Only 6 works are from German-speaking pens, one of them from the GDR. The following words are not used in English or German: China 1, Poland 2, Japan 1, Czechoslovakia 1, Russia 3 and France. Makes 17 non-English-language titles out of 100, which shows how dominant Anglo-American literature (especially in science fiction) is on the German-language book market and how strongly it has shaped the scene.
22 of the titles have appeared in the current millennium, i.e. a little over 20 percent. So the classics still enjoy a high reputation, especially with older fans (which was also clearly evident in the nominations). Which certainly reflects a certain conservatism of values in the science fiction scene.
All participants in the survey were The desert planet most frequently nominated (44 times), followed by Hyperion (38) and Neuromancer (30). Those three books that are also at the top of most of such leaderboards, which our judges see similarly, since these titles were also nominated by all five. Then follows in fourth place The Hitchhiker's Guide to the Galaxy with 21 nominations and 5 Free spirits at 18. Of the books that have appeared since 2000, only received The long road to a small, angry planet a two-digit nomination number, namely 17.
Although these numbers are not really representative, the survey was not about who gets the most votes from the start, which is why many participants decided not to nominate titles that had already been nominated by others.

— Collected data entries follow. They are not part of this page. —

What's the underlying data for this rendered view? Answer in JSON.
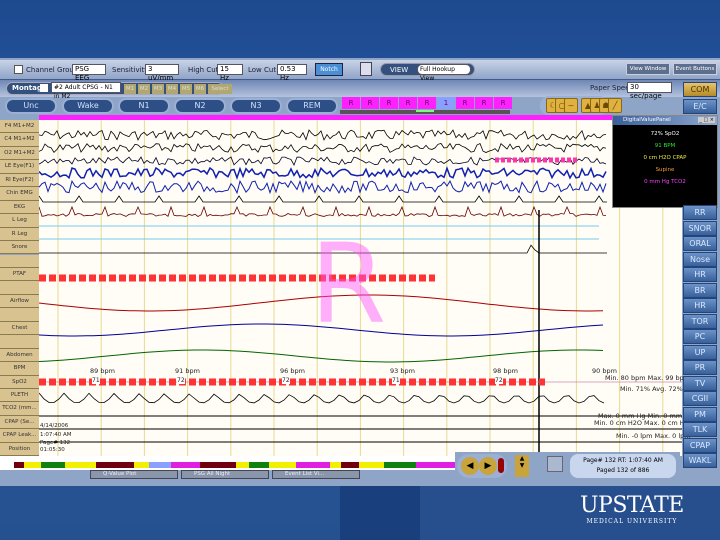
{
  "toolbar": {
    "channel_group_label": "Channel Group",
    "channel_group_value": "PSG EEG",
    "sensitivity_label": "Sensitivity",
    "sensitivity_value": "3 uV/mm",
    "high_cut_label": "High Cut",
    "high_cut_value": "15 Hz",
    "low_cut_label": "Low Cut",
    "low_cut_value": "0.53 Hz",
    "notch_label": "Notch",
    "view_label": "VIEW",
    "view_value": "Full Hookup View",
    "view_window": "View Window",
    "event_buttons": "Event Buttons"
  },
  "montage": {
    "label": "Montage",
    "value": "#2 Adult CPSG - N1 in M2",
    "slots": [
      "M1",
      "M2",
      "M3",
      "M4",
      "M5",
      "M6",
      "Select"
    ]
  },
  "paper_speed": {
    "label": "Paper Speed",
    "value": "30 sec/page"
  },
  "stages": [
    "Unc",
    "Wake",
    "N1",
    "N2",
    "N3",
    "REM"
  ],
  "epochs": [
    "R",
    "R",
    "R",
    "R",
    "R",
    "1",
    "R",
    "R",
    "R"
  ],
  "tool_icons": [
    "moon-icon",
    "circle-icon",
    "wave-icon",
    "person-up-icon",
    "person-icon",
    "person-sit-icon",
    "leg-icon"
  ],
  "right_buttons": [
    "COM",
    "E/C",
    "RR",
    "SNOR",
    "ORAL",
    "Nose",
    "HR",
    "BR",
    "HR",
    "TOR",
    "PC",
    "UP",
    "PR",
    "TV",
    "CGII",
    "PM",
    "TLK",
    "CPAP",
    "WAKL"
  ],
  "channels": [
    "F4 M1+M2",
    "C4 M1+M2",
    "O2 M1+M2",
    "LE Eye(F1)",
    "RI Eye(F2)",
    "Chin EMG",
    "EKG",
    "L Leg",
    "R Leg",
    "Snore",
    "",
    "PTAF",
    "",
    "Airflow",
    "",
    "Chest",
    "",
    "Abdomen",
    "BPM",
    "SpO2",
    "PLETH",
    "TCO2 (mm...",
    "CPAP (Se...",
    "CPAP Leak...",
    "Position"
  ],
  "stage_mark": "R",
  "bpm_labels": [
    "89 bpm",
    "91 bpm",
    "96 bpm",
    "93 bpm",
    "98 bpm"
  ],
  "spo2_labels": [
    "71",
    "72",
    "72",
    "71",
    "72"
  ],
  "stats": {
    "bpm_now": "90 bpm",
    "bpm_range": "Min. 80 bpm  Max. 99 bpm",
    "spo2": "Min. 71%  Avg. 72%",
    "tco2": "Max. 0 mm Hg  Min. 0 mm Hg",
    "cpap": "Min. 0 cm H2O  Max. 0 cm H2O",
    "leak": "Min. -0 lpm  Max. 0 lpm"
  },
  "info": {
    "date": "4/14/2006",
    "time": "1:07:40 AM",
    "page": "Page# 132",
    "elapsed": "01:05:30"
  },
  "status": {
    "line1": "Page# 132  RT: 1:07:40 AM",
    "line2": "Paged 132 of 886"
  },
  "digital_panel": {
    "title": "DigitalValuePanel",
    "items": [
      {
        "text": "72% SpO2",
        "color": "#ffffff"
      },
      {
        "text": "91 BPM",
        "color": "#30e030"
      },
      {
        "text": "0 cm H2O CPAP",
        "color": "#f0f040"
      },
      {
        "text": "Supine",
        "color": "#ff9a30"
      },
      {
        "text": "0 mm Hg TCO2",
        "color": "#ff40ff"
      }
    ]
  },
  "taskbar": [
    "Q-Value Plot",
    "PSG All Night",
    "Event List Vi..."
  ],
  "hypnogram_colors": {
    "wake": "#f0f000",
    "rem": "#e020e0",
    "n2": "#108010",
    "n3": "#700010",
    "n1": "#8aa0ff"
  },
  "logo": {
    "name": "UPSTATE",
    "sub": "MEDICAL UNIVERSITY"
  }
}
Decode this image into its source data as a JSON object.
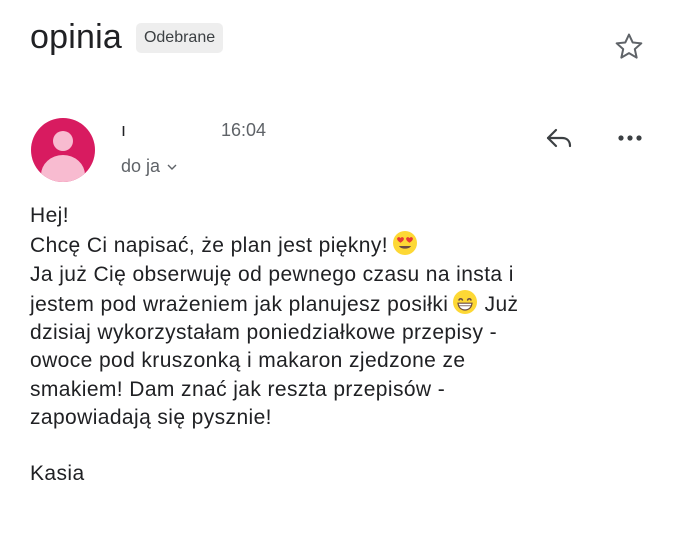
{
  "email": {
    "subject": "opinia",
    "label": "Odebrane",
    "sender_name": "ı",
    "time": "16:04",
    "recipient": "do ja",
    "body_lines": [
      "Hej!",
      "Chcę Ci napisać, że plan jest piękny!",
      "Ja już Cię obserwuję od pewnego czasu na insta i",
      "jestem pod wrażeniem jak planujesz posiłki",
      "Już",
      "dzisiaj wykorzystałam poniedziałkowe przepisy -",
      "owoce pod kruszonką i  makaron zjedzone ze",
      "smakiem!  Dam znać jak reszta przepisów -",
      "zapowiadają się pysznie!"
    ],
    "signature": "Kasia"
  },
  "icons": {
    "star": "star-icon",
    "reply": "reply-icon",
    "more": "more-vert-icon",
    "avatar": "avatar-person-icon",
    "emoji_1": "heart-eyes-emoji",
    "emoji_2": "grinning-emoji"
  },
  "colors": {
    "avatar_bg": "#d81b60",
    "avatar_fg": "#f8bbd0",
    "chip_bg": "#eeeeee",
    "text": "#202124",
    "secondary_text": "#5f6368"
  }
}
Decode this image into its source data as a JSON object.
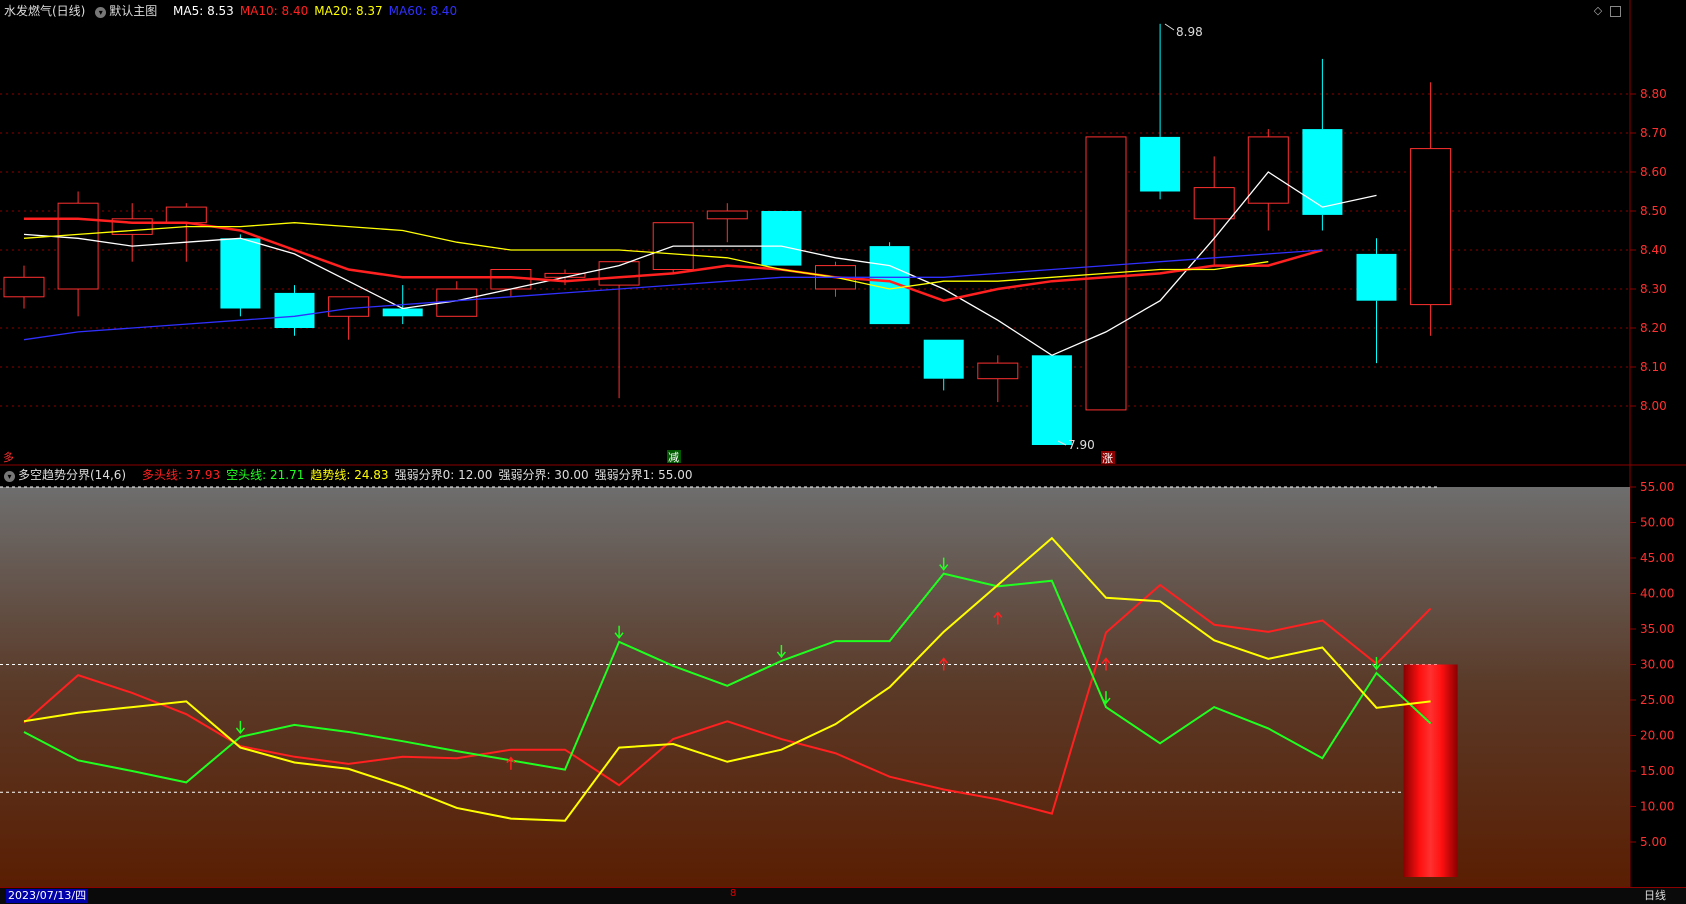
{
  "main_panel": {
    "stock_name": "水发燃气(日线)",
    "template_label": "默认主图",
    "ma": [
      {
        "label": "MA5: 8.53",
        "color": "#ffffff"
      },
      {
        "label": "MA10: 8.40",
        "color": "#ff2020"
      },
      {
        "label": "MA20: 8.37",
        "color": "#ffff00"
      },
      {
        "label": "MA60: 8.40",
        "color": "#3030ff"
      }
    ],
    "high_label": "8.98",
    "low_label": "7.90",
    "marker_left": "多",
    "marker_mid": "减",
    "marker_right": "涨"
  },
  "indicator_panel": {
    "name": "多空趋势分界(14,6)",
    "values": [
      {
        "label": "多头线: 37.93",
        "color": "#ff2020"
      },
      {
        "label": "空头线: 21.71",
        "color": "#20ff20"
      },
      {
        "label": "趋势线: 24.83",
        "color": "#ffff00"
      },
      {
        "label": "强弱分界0: 12.00",
        "color": "#dddddd"
      },
      {
        "label": "强弱分界: 30.00",
        "color": "#dddddd"
      },
      {
        "label": "强弱分界1: 55.00",
        "color": "#dddddd"
      }
    ]
  },
  "bottom": {
    "date": "2023/07/13/四",
    "period": "日线",
    "cursor": "8"
  },
  "colors": {
    "up": "#ff3030",
    "down": "#00ffff",
    "grid": "#8b0000"
  },
  "chart_data": [
    {
      "type": "candlestick",
      "title": "水发燃气(日线)",
      "y_ticks": [
        8.0,
        8.1,
        8.2,
        8.3,
        8.4,
        8.5,
        8.6,
        8.7,
        8.8
      ],
      "ylim": [
        7.88,
        9.0
      ],
      "candles": [
        {
          "o": 8.28,
          "h": 8.36,
          "l": 8.25,
          "c": 8.33
        },
        {
          "o": 8.3,
          "h": 8.55,
          "l": 8.23,
          "c": 8.52
        },
        {
          "o": 8.44,
          "h": 8.52,
          "l": 8.37,
          "c": 8.48
        },
        {
          "o": 8.47,
          "h": 8.52,
          "l": 8.37,
          "c": 8.51
        },
        {
          "o": 8.43,
          "h": 8.44,
          "l": 8.23,
          "c": 8.25
        },
        {
          "o": 8.29,
          "h": 8.31,
          "l": 8.18,
          "c": 8.2
        },
        {
          "o": 8.23,
          "h": 8.28,
          "l": 8.17,
          "c": 8.28
        },
        {
          "o": 8.25,
          "h": 8.31,
          "l": 8.21,
          "c": 8.23
        },
        {
          "o": 8.23,
          "h": 8.32,
          "l": 8.23,
          "c": 8.3
        },
        {
          "o": 8.3,
          "h": 8.35,
          "l": 8.28,
          "c": 8.35
        },
        {
          "o": 8.33,
          "h": 8.35,
          "l": 8.31,
          "c": 8.34
        },
        {
          "o": 8.31,
          "h": 8.37,
          "l": 8.02,
          "c": 8.37
        },
        {
          "o": 8.35,
          "h": 8.47,
          "l": 8.34,
          "c": 8.47
        },
        {
          "o": 8.48,
          "h": 8.52,
          "l": 8.42,
          "c": 8.5
        },
        {
          "o": 8.5,
          "h": 8.5,
          "l": 8.36,
          "c": 8.36
        },
        {
          "o": 8.3,
          "h": 8.37,
          "l": 8.28,
          "c": 8.36
        },
        {
          "o": 8.41,
          "h": 8.42,
          "l": 8.21,
          "c": 8.21
        },
        {
          "o": 8.17,
          "h": 8.17,
          "l": 8.04,
          "c": 8.07
        },
        {
          "o": 8.07,
          "h": 8.13,
          "l": 8.01,
          "c": 8.11
        },
        {
          "o": 8.13,
          "h": 8.13,
          "l": 7.9,
          "c": 7.9
        },
        {
          "o": 7.99,
          "h": 8.69,
          "l": 7.99,
          "c": 8.69
        },
        {
          "o": 8.69,
          "h": 8.98,
          "l": 8.53,
          "c": 8.55
        },
        {
          "o": 8.48,
          "h": 8.64,
          "l": 8.36,
          "c": 8.56
        },
        {
          "o": 8.52,
          "h": 8.71,
          "l": 8.45,
          "c": 8.69
        },
        {
          "o": 8.71,
          "h": 8.89,
          "l": 8.45,
          "c": 8.49
        },
        {
          "o": 8.39,
          "h": 8.43,
          "l": 8.11,
          "c": 8.27
        },
        {
          "o": 8.26,
          "h": 8.83,
          "l": 8.18,
          "c": 8.66
        }
      ],
      "series": [
        {
          "name": "MA5",
          "color": "#ffffff",
          "values": [
            8.44,
            8.43,
            8.41,
            8.42,
            8.43,
            8.39,
            8.32,
            8.25,
            8.27,
            8.3,
            8.33,
            8.36,
            8.41,
            8.41,
            8.41,
            8.38,
            8.36,
            8.3,
            8.22,
            8.13,
            8.19,
            8.27,
            8.43,
            8.6,
            8.51,
            8.54,
            null
          ]
        },
        {
          "name": "MA10",
          "color": "#ff2020",
          "values": [
            8.48,
            8.48,
            8.47,
            8.47,
            8.45,
            8.4,
            8.35,
            8.33,
            8.33,
            8.33,
            8.32,
            8.33,
            8.34,
            8.36,
            8.35,
            8.33,
            8.32,
            8.27,
            8.3,
            8.32,
            8.33,
            8.34,
            8.36,
            8.36,
            8.4,
            null,
            null
          ]
        },
        {
          "name": "MA20",
          "color": "#ffff00",
          "values": [
            8.43,
            8.44,
            8.45,
            8.46,
            8.46,
            8.47,
            8.46,
            8.45,
            8.42,
            8.4,
            8.4,
            8.4,
            8.39,
            8.38,
            8.35,
            8.33,
            8.3,
            8.32,
            8.32,
            8.33,
            8.34,
            8.35,
            8.35,
            8.37,
            null,
            null,
            null
          ]
        },
        {
          "name": "MA60",
          "color": "#3030ff",
          "values": [
            8.17,
            8.19,
            8.2,
            8.21,
            8.22,
            8.23,
            8.25,
            8.26,
            8.27,
            8.28,
            8.29,
            8.3,
            8.31,
            8.32,
            8.33,
            8.33,
            8.33,
            8.33,
            8.34,
            8.35,
            8.36,
            8.37,
            8.38,
            8.39,
            8.4,
            null,
            null
          ]
        }
      ]
    },
    {
      "type": "line",
      "title": "多空趋势分界(14,6)",
      "y_ticks": [
        5.0,
        10.0,
        15.0,
        20.0,
        25.0,
        30.0,
        35.0,
        40.0,
        45.0,
        50.0,
        55.0
      ],
      "ylim": [
        0,
        55
      ],
      "reference_lines": [
        12,
        30,
        55
      ],
      "series": [
        {
          "name": "多头线",
          "color": "#ff2020",
          "values": [
            21.8,
            28.5,
            26.0,
            23.0,
            18.5,
            17.0,
            16.0,
            17.0,
            16.8,
            18.0,
            18.0,
            13.0,
            19.5,
            22.0,
            19.5,
            17.5,
            14.2,
            12.4,
            11.0,
            9.0,
            34.5,
            41.2,
            35.6,
            34.6,
            36.2,
            30.1,
            37.9
          ]
        },
        {
          "name": "空头线",
          "color": "#20ff20",
          "values": [
            20.5,
            16.5,
            15.0,
            13.4,
            19.8,
            21.5,
            20.5,
            19.2,
            17.8,
            16.5,
            15.2,
            33.2,
            29.8,
            27.0,
            30.5,
            33.3,
            33.3,
            42.8,
            41.0,
            41.8,
            24.0,
            18.9,
            24.0,
            21.0,
            16.8,
            28.8,
            21.7
          ]
        },
        {
          "name": "趋势线",
          "color": "#ffff00",
          "values": [
            22.0,
            23.2,
            24.0,
            24.8,
            18.3,
            16.2,
            15.3,
            12.8,
            9.8,
            8.3,
            8.0,
            18.3,
            18.8,
            16.3,
            18.0,
            21.6,
            26.8,
            34.6,
            41.2,
            47.8,
            39.4,
            38.9,
            33.4,
            30.8,
            32.4,
            23.9,
            24.8
          ]
        }
      ],
      "arrows_down": [
        4,
        11,
        14,
        17,
        20,
        25
      ],
      "arrows_up": [
        9,
        17,
        18,
        20
      ],
      "bar_last": 30.0
    }
  ]
}
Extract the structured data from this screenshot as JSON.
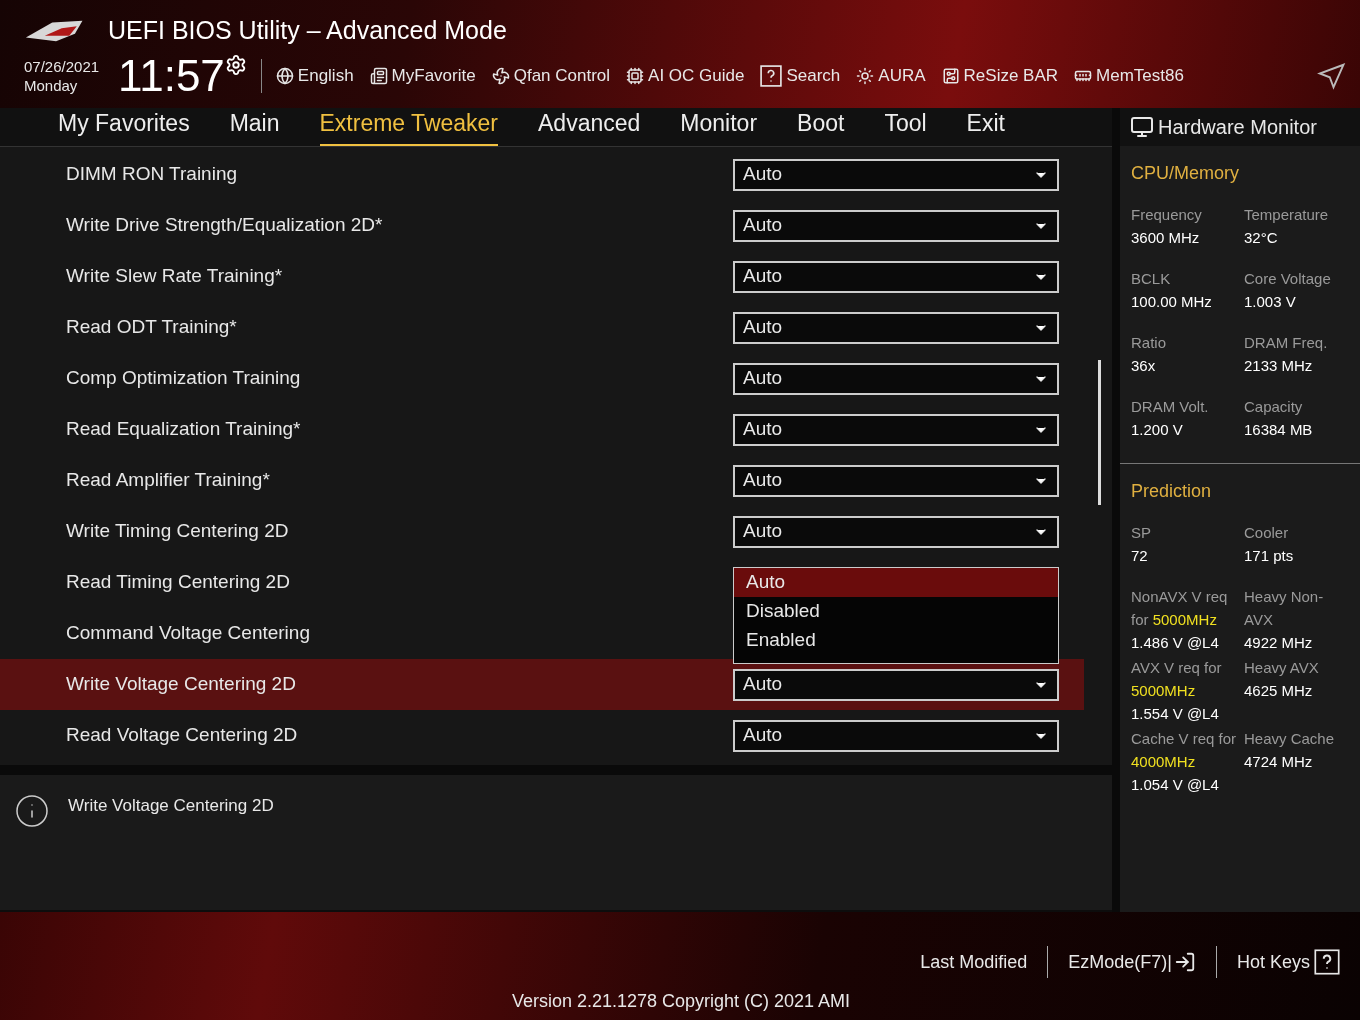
{
  "header": {
    "title": "UEFI BIOS Utility – Advanced Mode",
    "date": "07/26/2021",
    "day": "Monday",
    "time": "11:57",
    "tools": [
      {
        "kind": "globe",
        "label": "English"
      },
      {
        "kind": "favorite",
        "label": "MyFavorite"
      },
      {
        "kind": "fan",
        "label": "Qfan Control"
      },
      {
        "kind": "aioc",
        "label": "AI OC Guide"
      },
      {
        "kind": "search",
        "label": "Search"
      },
      {
        "kind": "aura",
        "label": "AURA"
      },
      {
        "kind": "resize",
        "label": "ReSize BAR"
      },
      {
        "kind": "memtest",
        "label": "MemTest86"
      }
    ]
  },
  "tabs": [
    {
      "label": "My Favorites",
      "selected": false
    },
    {
      "label": "Main",
      "selected": false
    },
    {
      "label": "Extreme Tweaker",
      "selected": true
    },
    {
      "label": "Advanced",
      "selected": false
    },
    {
      "label": "Monitor",
      "selected": false
    },
    {
      "label": "Boot",
      "selected": false
    },
    {
      "label": "Tool",
      "selected": false
    },
    {
      "label": "Exit",
      "selected": false
    }
  ],
  "settings": [
    {
      "label": "DIMM RON Training",
      "value": "Auto",
      "selected": false
    },
    {
      "label": "Write Drive Strength/Equalization 2D*",
      "value": "Auto",
      "selected": false
    },
    {
      "label": "Write Slew Rate Training*",
      "value": "Auto",
      "selected": false
    },
    {
      "label": "Read ODT Training*",
      "value": "Auto",
      "selected": false
    },
    {
      "label": "Comp Optimization Training",
      "value": "Auto",
      "selected": false
    },
    {
      "label": "Read Equalization Training*",
      "value": "Auto",
      "selected": false
    },
    {
      "label": "Read Amplifier Training*",
      "value": "Auto",
      "selected": false
    },
    {
      "label": "Write Timing Centering 2D",
      "value": "Auto",
      "selected": false
    },
    {
      "label": "Read Timing Centering 2D",
      "selected": false
    },
    {
      "label": "Command Voltage Centering",
      "selected": false
    },
    {
      "label": "Write Voltage Centering 2D",
      "value": "Auto",
      "selected": true
    },
    {
      "label": "Read Voltage Centering 2D",
      "value": "Auto",
      "selected": false
    }
  ],
  "dropdown": {
    "options": [
      {
        "label": "Auto",
        "selected": true
      },
      {
        "label": "Disabled",
        "selected": false
      },
      {
        "label": "Enabled",
        "selected": false
      }
    ]
  },
  "help": {
    "text": "Write Voltage Centering 2D"
  },
  "hardware_monitor": {
    "title": "Hardware Monitor",
    "sections": [
      {
        "title": "CPU/Memory",
        "items": [
          {
            "label": "Frequency",
            "value": "3600 MHz"
          },
          {
            "label": "Temperature",
            "value": "32°C"
          },
          {
            "label": "BCLK",
            "value": "100.00 MHz"
          },
          {
            "label": "Core Voltage",
            "value": "1.003 V"
          },
          {
            "label": "Ratio",
            "value": "36x"
          },
          {
            "label": "DRAM Freq.",
            "value": "2133 MHz"
          },
          {
            "label": "DRAM Volt.",
            "value": "1.200 V"
          },
          {
            "label": "Capacity",
            "value": "16384 MB"
          }
        ]
      },
      {
        "title": "Prediction",
        "items": [
          {
            "label": "SP",
            "value": "72"
          },
          {
            "label": "Cooler",
            "value": "171 pts"
          },
          {
            "label": "NonAVX V req for",
            "highlight": "5000MHz",
            "value": "1.486 V @L4"
          },
          {
            "label": "Heavy Non-AVX",
            "value": "4922 MHz"
          },
          {
            "label": "AVX V req for",
            "highlight": "5000MHz",
            "value": "1.554 V @L4"
          },
          {
            "label": "Heavy AVX",
            "value": "4625 MHz"
          },
          {
            "label": "Cache V req for",
            "highlight": "4000MHz",
            "value": "1.054 V @L4"
          },
          {
            "label": "Heavy Cache",
            "value": "4724 MHz"
          }
        ]
      }
    ]
  },
  "footer": {
    "last_modified": "Last Modified",
    "ezmode": "EzMode(F7)|",
    "hot_keys": "Hot Keys",
    "version": "Version 2.21.1278 Copyright (C) 2021 AMI"
  }
}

The selection is of course open to debate, many of whom will sorely miss the authors they love, who have played a key role in shaping the genre. No Joanna Russ, no Brian W. Aldiss, no C. J Cherry. Greg Bear is missing, as is Greg Egan or Peter F. Hamilton or Alastair Reynolds. Paolo Bacigalupi just missed the list, as did Nancy Kress. Lois McMaster Bujold is not there, although she has been nominated for several novels from the Barrayar cycle and has also won numerous Hugo Awards. We have forgotten some American authors, people like James Blish, Poul Anderson, Mike Resnick. Briton James Graham Ballard didn't make it, and objectivist Ayn Rand couldn't garner enough sympathy. Even authors from the Pulp era who did not produce literary masterpieces but shaped the genre, such as E. E. "Doc" Smith or Edmond Hamilton, are not included. And I personally miss Michael Marrakech too Lord Gamma painfully on the list. Who do you think is missing? Discuss with us here in the comments or on our social media channels on Facebook, Twitter and Instagram.
By the way: Until A Door Into Ocean by Joan Slonczewski (a title set by the jury) all books are published in German.
We hope you enjoy discovering, browsing, rediscovering and of course discussing this top list!